Aber...das war doch unmöglich...oder nicht?
Feliciano wusste es nicht mehr. All diese Hinweise - diese Träume, dieses sachte Klingeln, dieses Schreien seines Herzens - konnten unmöglich reiner Zufall sein. Niemand könnte sich Sachen wie diese ohne Weiteres einbilden; könnte sie spüren, könnte sie leiten. Vor allem, wenn ein einzelner Junge inmitten dieses Chaos immer wieder auftauchte, immer wieder verschwand und letztendlich wiederkam.

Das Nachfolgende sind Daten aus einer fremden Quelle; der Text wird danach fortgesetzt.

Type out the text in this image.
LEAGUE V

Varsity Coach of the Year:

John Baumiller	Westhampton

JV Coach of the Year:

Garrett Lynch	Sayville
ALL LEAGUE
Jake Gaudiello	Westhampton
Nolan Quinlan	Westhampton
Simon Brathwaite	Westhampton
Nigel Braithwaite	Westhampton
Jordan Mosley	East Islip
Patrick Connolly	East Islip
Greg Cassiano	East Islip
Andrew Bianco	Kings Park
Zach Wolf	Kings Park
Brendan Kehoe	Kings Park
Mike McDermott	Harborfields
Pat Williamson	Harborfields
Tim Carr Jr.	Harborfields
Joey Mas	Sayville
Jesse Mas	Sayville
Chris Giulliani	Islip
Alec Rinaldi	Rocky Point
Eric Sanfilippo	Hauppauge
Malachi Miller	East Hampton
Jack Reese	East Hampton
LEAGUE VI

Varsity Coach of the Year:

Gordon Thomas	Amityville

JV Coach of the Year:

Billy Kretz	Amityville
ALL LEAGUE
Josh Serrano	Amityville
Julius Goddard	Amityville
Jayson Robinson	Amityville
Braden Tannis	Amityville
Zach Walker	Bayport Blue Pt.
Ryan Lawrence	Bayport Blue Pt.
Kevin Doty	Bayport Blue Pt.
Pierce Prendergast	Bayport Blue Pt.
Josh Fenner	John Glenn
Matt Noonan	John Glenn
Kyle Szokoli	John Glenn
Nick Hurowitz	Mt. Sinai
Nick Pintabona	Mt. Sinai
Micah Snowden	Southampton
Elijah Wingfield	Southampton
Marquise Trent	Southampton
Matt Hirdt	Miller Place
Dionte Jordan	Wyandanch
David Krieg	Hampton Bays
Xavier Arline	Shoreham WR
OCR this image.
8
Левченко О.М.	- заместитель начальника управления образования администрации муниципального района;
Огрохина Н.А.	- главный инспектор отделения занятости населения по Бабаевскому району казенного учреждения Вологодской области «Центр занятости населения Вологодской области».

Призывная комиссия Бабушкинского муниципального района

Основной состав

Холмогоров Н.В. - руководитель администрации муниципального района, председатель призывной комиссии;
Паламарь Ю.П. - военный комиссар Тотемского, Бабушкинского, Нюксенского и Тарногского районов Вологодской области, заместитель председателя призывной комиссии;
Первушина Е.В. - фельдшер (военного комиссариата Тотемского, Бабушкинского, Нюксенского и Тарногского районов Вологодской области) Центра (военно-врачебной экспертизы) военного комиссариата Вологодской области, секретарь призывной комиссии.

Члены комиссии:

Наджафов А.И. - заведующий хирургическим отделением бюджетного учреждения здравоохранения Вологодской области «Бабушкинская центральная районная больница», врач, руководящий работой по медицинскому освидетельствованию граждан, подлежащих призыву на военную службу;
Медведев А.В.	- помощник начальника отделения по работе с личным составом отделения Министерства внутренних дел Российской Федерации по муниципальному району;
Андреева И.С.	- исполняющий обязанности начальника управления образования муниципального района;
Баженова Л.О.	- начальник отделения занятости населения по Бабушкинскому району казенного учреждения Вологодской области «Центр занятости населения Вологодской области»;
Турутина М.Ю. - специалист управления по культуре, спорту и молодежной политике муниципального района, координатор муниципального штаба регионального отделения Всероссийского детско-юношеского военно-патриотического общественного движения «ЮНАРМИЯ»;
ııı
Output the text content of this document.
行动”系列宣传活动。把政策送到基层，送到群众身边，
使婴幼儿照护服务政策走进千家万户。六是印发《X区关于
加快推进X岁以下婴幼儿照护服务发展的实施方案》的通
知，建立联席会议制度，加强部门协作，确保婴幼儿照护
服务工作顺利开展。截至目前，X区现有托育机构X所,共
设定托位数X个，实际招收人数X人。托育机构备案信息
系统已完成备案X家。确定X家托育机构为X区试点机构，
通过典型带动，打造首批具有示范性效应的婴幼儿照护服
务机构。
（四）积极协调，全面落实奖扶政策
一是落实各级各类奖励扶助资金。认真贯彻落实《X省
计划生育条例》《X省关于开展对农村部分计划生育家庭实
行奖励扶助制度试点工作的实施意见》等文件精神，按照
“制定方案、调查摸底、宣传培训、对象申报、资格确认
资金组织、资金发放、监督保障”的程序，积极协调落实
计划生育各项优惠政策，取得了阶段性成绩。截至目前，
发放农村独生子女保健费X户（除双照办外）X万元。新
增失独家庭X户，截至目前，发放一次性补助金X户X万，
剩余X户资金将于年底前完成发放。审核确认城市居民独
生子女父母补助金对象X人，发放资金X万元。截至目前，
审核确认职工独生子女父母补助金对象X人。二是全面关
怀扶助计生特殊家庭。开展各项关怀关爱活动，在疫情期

Letzten Endes gab die Besichtigung des alten Hauses dem Ganzen den finalen Stoß. Feliciano hatte jeden Winkel gekannt, er hatte instinktiv gewusst, welche Treppen in welchen Raum führten, auch wenn sie diesen nicht besuchten. Selbst welche Holzplanken ein grausiges Knarzen von sich gäben, war ihm bekannt, während die anderen nur mit Staunen die neue Umgebung bewunderten. Es war furchterregend, wie oft ihm Szenarien von früheren Zeiten durch den Kopf schossen; wie lebendig die Bilder vor ihm auftauchten, als wäre sein gesamter Körper in eine realitätsnahe, virtuelle Welt gesogen worden, die ihn davon abhielt zurückzukehren. Je länger sie in dem Anwesen auf dem Hügel verweilten, desto unwohler und aufgeregter hatte Feliciano sich gefühlt. Sein Puls gab nie Ruhe, das Adrenalin, das durch seine Adern strömte, nagte an seiner Geduld und der Wunsch wegzulaufen wurde nach und nach größer. Hin und wieder ertönte das altbekannte Klingeln in seinen Ohren und er würde sich wie jedes Mal danach umdrehen, auch wenn er bereits erwartete, dass es schon wieder nichts wäre. Der Italiener war während dieser Zeitspanne so verdammt ruhig gewesen, dass sich seine Familie bereits Sorgen machte, dass etwas nicht stimmte. Aber Feliciano hatte bestmöglich versucht, all das zu ignorieren, auch wenn es ihn insgeheim sehr verängstigte.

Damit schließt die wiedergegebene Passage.